Not My Best Friend
We've been married almost 6 years. And we're parents.
They've been the most eventful years of my life, hands down.
And we have been through a lot - more than any other couple we know who've been together around the same time we have.
As we approach our 6th anniversary, I am sitting across the room from you - typing on my laptop with cold, sweaty hands, buying time because very soon I have to tell you something I am not sure you will like - and I really want you to.
To practice for telling you I have discussed it with others and it was easy - because I wanted them to like it but not as much I want YOU to.
It is always harder with you because it counts more. You count more.
After 6 years, I know I probably will always have this same sensitivity to everything you say and do and think. I know that you do love that - how responsive and reactive I am to you - but that it gets too much for you sometimes. And that you manage me by creating space around yourself and barriers between us sometimes to tone things down and maintain life at a pace that you find tolerable.
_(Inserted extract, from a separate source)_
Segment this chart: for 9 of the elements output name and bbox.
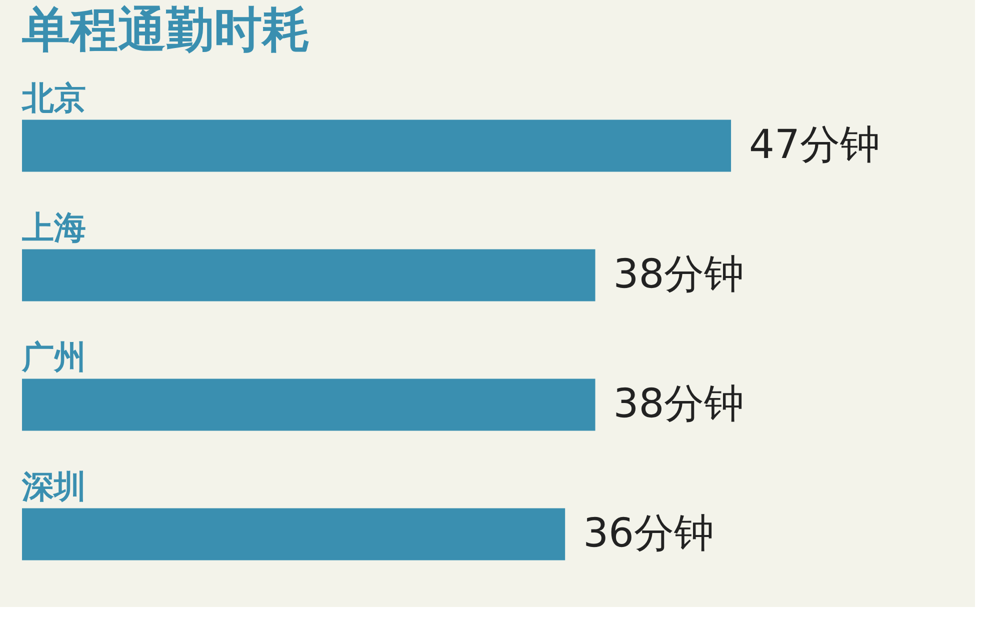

After 6 years, I know when to respect your space and your barriers, how to fight the seemingly endless need for more closeness & be less demanding - for a while. I have learnt to let myself be managed and handled by you and for you. But I am always nervous when faced with something that may create new distance.
After 6 years, I am more or less resigned to the fact that I will never have a husband who is a best friend. Never. My best friends will always be other people. You will never be a witness in my life, the outside observer, the friendly listener. You are much too much the center of it, too often part of the very issue I am grappling with and need to talk about.
After 6 years, I know you're destined to reside on the emotional and intellectual extremes of my being. I know that someone can make you feel so fundamentally fulfilled at a certain moment that when it's over you can't believe it actually happened or was possible. But then you find they can do it again. You get to a point where you realize that no matter what happens in between those moments, you can't bear to miss a single one of them. That is us. The curve of our life will always have extreme lows and extreme highs. The lows will come from disappointment/resentment at coming down from the highs and longing/impatience for the next high.
After 6 years, I know who you are and who I am well enough to accept that we really are opposites, that this will never be a comfortable or predictable situation and that it will always take work and be stressful at times. I know this because people don't really change. They may adjust but they don't really change.